The 2.7T may not have the bells and whistles, nor the sporting kit of the S6 Avant sold alongside it here in the US, but coming with the previous S4’s biturbo V6 engine and the option of a 6-speed manual transmission, it remains possibly the most attractive model in the A6 range for driving enthusiasts.
In its final year of production, those same driving enthusiasts in North America will be happy to hear of this “Sportier” version with a confirmed power upgrade, probably boosting the V6 turbocharged engine by about 15 horsepower.
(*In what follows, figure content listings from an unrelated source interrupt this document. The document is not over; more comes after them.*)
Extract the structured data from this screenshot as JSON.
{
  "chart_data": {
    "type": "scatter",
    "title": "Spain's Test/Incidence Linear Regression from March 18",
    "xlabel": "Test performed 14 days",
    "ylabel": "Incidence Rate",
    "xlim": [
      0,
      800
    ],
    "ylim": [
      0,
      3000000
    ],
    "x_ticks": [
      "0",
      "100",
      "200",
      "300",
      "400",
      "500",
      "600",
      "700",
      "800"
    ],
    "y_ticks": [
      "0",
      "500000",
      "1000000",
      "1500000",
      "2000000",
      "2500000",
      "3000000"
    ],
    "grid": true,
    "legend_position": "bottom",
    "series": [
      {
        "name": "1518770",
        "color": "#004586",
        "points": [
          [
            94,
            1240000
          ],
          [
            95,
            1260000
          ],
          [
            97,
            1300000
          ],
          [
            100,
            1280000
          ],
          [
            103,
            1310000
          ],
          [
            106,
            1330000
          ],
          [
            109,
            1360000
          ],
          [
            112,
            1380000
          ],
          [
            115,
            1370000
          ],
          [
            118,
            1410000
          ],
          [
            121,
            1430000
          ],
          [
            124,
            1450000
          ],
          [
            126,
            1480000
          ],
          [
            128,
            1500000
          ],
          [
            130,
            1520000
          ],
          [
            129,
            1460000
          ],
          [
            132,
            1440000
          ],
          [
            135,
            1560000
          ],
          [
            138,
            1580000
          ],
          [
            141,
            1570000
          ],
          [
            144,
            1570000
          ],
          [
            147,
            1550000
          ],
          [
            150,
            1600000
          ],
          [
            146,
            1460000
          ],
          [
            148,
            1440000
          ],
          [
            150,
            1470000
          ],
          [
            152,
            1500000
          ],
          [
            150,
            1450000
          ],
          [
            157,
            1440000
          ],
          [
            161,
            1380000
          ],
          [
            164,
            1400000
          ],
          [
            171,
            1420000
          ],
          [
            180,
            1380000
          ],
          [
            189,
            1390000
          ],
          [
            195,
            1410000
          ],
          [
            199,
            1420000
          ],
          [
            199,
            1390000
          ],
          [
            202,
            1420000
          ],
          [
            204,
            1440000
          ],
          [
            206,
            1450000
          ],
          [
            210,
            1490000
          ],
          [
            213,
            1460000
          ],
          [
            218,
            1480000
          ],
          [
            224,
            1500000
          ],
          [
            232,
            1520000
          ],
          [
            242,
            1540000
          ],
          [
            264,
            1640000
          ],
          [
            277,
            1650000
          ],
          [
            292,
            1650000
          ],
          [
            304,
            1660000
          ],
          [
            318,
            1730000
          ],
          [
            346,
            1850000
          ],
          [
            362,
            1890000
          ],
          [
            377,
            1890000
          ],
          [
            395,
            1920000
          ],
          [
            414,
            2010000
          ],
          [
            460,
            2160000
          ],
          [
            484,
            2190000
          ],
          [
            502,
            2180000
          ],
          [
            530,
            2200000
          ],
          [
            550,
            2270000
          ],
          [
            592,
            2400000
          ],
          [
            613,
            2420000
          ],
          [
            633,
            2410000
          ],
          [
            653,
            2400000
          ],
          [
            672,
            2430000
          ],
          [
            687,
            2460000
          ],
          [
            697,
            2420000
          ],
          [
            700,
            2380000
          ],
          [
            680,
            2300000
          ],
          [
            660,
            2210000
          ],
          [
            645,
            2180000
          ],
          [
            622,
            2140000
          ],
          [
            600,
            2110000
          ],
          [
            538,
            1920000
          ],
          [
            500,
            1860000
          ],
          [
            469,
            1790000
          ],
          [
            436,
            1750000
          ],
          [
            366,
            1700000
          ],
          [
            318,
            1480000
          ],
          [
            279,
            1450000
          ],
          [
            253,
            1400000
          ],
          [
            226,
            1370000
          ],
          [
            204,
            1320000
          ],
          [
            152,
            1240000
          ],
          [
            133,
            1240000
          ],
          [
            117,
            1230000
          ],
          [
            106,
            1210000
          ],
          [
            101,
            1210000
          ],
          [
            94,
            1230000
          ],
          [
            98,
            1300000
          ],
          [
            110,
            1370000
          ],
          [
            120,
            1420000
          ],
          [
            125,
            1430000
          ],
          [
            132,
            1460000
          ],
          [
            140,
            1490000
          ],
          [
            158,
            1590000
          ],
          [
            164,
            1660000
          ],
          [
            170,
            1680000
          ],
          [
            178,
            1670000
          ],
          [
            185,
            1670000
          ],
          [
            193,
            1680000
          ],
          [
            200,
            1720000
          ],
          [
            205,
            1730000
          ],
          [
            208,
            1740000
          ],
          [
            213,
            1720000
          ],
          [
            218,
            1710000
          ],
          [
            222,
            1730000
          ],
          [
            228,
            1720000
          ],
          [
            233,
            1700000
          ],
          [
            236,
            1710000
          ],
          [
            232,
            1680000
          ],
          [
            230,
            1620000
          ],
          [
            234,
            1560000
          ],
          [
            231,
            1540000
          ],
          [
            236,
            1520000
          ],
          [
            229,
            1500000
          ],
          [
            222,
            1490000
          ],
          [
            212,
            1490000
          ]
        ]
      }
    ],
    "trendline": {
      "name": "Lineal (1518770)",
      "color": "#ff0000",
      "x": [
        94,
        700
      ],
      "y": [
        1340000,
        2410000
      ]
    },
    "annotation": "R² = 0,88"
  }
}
Other styling changes are probable, such as wheels and other sporting kit. 
Above is a picture of Europe’s A6 S-line by quattro GmbH. As Audi of America has sold the S-line version of the TT in the US as a special edition before, it is possible that the upcoming A6 Sport could look similar to this.
Look for this new A6 Sport to be introduced at January’s Los Angeles International Auto Show.


----------



## briang (Mar 10, 1999)

*Re: A6 2.7T Sport Planned ([email protected])*

Great idea since the S and RS versions are gone in 2004.
*Just give it the 4.2L Fender Flares, please*.


----------



## AudiVwMeister (Oct 22, 2002)

*Re: A6 2.7T Sport Planned (briang)*

this car would have been incredibly sweet if it would have been offered with the flared fenders the 4.2 and rs6 have.


----------



## [email protected] (Feb 18, 1999)

*Re: A6 2.7T Sport Planned (AudiVwMeister)*

That would be cool, but that might require further crash testing....


----------



## stealthx32 (Oct 29, 2000)

*Re: A6 2.7T Sport Planned ([email protected])*

When will they put this God-forsaken engine to its long overdue death?


----------



## AudiVwMeister (Oct 22, 2002)

*Re: A6 2.7T Sport Planned ([email protected])*


_Quote, originally posted by *[email protected]* »_That would be cool, but that might require further crash testing....


good point.


----------



## briang (Mar 10, 1999)

*Re: A6 2.7T Sport Planned ([email protected])*


_Quote, originally posted by *[email protected]* »_That would be cool, but that might require further crash testing....


Not likely, they can argue "equivalence" since the sheet metal work is available elswhere in the model line.


----------



## briang (Mar 10, 1999)

*Re: A6 2.7T Sport Planned ([email protected])*

No one else seems interested in this model!


----------